Song
- A-side: "t"
- Recorded: qq
- Genre: Hindustani
- Length: 10:23
- Songwriter: Nawab Wajid Ali Shah

= Babul Mora Naihar Chhooto Hi Jaaye =

Babul Mora Naihar Chhooto Jaye is a popular Hindustani classical music song (thumri) in Raag Bhairavi, written by Nawab Wajid Ali Shah, the 19th-century Nawab of Awadh.

==History==
The song was written by Nawab Wajid Ali Shah, the 19th-century Nawab of Awadh, as a lament when he was exiled from his beloved Lucknow by the British Raj before the failed Rebellion of 1857. He uses the bidaai (bride's farewell) of a bride from her father's (babul) home as a metaphor for his own banishment from his beloved Lucknow to far away Calcutta, where he spent the rest of his years.

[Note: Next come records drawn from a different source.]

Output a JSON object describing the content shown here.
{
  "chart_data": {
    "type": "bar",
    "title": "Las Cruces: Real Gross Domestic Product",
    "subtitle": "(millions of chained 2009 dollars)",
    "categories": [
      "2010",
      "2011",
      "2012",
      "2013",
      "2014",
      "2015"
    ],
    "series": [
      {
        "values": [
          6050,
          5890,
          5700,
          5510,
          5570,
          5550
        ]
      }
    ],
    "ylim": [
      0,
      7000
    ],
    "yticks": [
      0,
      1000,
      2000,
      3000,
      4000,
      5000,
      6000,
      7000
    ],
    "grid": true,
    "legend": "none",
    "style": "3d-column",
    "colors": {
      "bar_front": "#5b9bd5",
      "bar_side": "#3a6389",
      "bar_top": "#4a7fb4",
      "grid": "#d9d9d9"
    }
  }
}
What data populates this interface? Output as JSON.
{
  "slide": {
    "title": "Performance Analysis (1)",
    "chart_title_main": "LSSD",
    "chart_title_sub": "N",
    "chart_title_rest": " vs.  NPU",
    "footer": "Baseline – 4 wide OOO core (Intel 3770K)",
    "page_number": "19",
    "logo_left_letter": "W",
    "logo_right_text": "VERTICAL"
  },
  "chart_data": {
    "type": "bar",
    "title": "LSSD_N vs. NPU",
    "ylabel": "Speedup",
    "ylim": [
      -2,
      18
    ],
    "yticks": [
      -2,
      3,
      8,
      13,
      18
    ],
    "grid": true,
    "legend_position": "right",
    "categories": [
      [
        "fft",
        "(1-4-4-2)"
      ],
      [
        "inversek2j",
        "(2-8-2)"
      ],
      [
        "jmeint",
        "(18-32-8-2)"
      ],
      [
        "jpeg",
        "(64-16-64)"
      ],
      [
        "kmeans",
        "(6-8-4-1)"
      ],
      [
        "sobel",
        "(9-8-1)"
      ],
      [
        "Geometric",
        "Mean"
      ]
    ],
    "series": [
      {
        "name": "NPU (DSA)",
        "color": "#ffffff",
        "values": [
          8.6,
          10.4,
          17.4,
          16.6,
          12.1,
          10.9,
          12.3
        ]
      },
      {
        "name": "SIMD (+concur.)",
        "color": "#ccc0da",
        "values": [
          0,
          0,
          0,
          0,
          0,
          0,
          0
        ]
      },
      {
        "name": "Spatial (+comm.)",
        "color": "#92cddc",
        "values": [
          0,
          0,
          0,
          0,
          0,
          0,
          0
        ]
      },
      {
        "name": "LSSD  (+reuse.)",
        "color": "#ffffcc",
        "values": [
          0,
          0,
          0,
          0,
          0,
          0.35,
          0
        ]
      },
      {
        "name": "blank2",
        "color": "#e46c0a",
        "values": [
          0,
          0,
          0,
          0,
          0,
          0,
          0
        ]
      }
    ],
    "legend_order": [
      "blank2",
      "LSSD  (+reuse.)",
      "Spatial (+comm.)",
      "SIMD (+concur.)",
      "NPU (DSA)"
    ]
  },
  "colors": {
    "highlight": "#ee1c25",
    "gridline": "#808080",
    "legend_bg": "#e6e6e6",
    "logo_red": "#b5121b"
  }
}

It was also popularised by the legendary classical vocalist, Pandit Bhimsen Joshi.

==Bollywood version==
The most remembered version of the song is by actor-singer Kundan Lal Saigal for the Hindi movie Street Singer (1938) directed by Phani Majumdar, live on camera, under the music direction of Rai Chand Boral, just as playback singing was becoming popular. Jagjit and Chitra Singh also sang a version of the song in film Avishkaar (1973), set to music by Kanu Roy. Recently Arijit Singh has also sung a version of the song in a 2017 movie Poorna: Courage Has No Limit.

==Text and translation==
| |
 O My father! I'm leaving home. O My father! I'm leaving home. The four (palanquin) bearers lift my palanquin. I'm leaving those who were my own. Your courtyard is now like a mountain, and the threshold, a foreign country. I leave your house, father, I am going to my beloved's country.